American movies of the 70s, the decade of Vietnam and Watergate, tend to have an angsty, anxious feel, and Silent Running is sci-fi's contribution to that uneasy national mood. Penned by Derec Washburne and the unlikely pairing of Michael Cimino (who would bring down UA with Heaven's Gate) and Steven Bochco (the creator of Hill Street Blues).
It's hardly groundbreaking sci-fi to hint that technological advances may have a downside. But in the main it is either alien invasion or nuclear war that devastate the Earth. Silent Running however voices the early popular inklings that unchecked technological development may destroy, or at least seriously compromise, the planet. Lowell, who recognises that Earth is less of a place because it lacks green spaces, is pretty much a voice in the wilderness. "There's hardly any more disease, there's no more poverty, no-one's out of a job" one of the astronauts comments, bemused by his colleague's insistence that the planet is soporifically monotonous without its flora and fauna.
Given the fact that in the intervening two decades ecological issues have moved into mainstream politics it's difficult to believe that this was a genuinely radical position in 1972. It's this unusually strident, obvious, political stance that distinguishes Silent Running from the Commie infiltration fantasies of the 50s or the action packed space operas that emerged at the end of the decade. Trumbull shot his debut for a paltry $1 million in a couple of abandoned aircraft hangers reducing his costs by minimising the cast and spending the bulk of the budget on the gracefully deployed effects instead. In order to reduce costs further he hired a group of inexperienced college kids to help him. One, John Dykstra, would pioneer the effects for Star Wars.

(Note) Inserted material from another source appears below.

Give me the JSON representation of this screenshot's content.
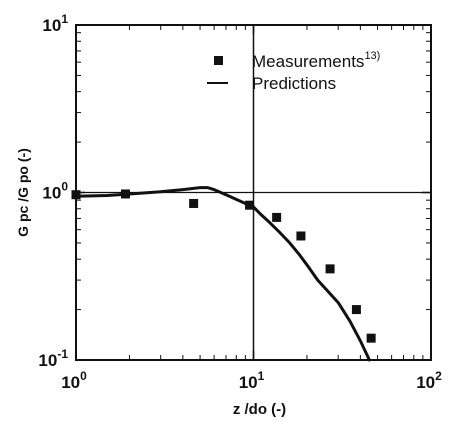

For the drones he employed four multiple amputees who operated the different robots at different times (it's worth noting that these squat, speechless robots predate R2D2 by five years). As a first movie it's a daring choice. For the bulk of the film Lowell has no one to talk to but his drones, which he names Huey and Dewey. Trumbull fills the time with a number of montage sequences which have Lowell wandering around the station in positively messianic robes munching on the garden's produce. Dern's performance, all wistful glances and pained sighs, keeps you watching (in fact Dern's at his worst when he's got other actors around him), but it's the conclusion that really gets the lachrymal ducts going. The final image, of the remaining drone tending a flower with a battered child's watering-can is the kind of bittersweet ending that focus-groups, test-screenings and nervy execs have made virtually extinct.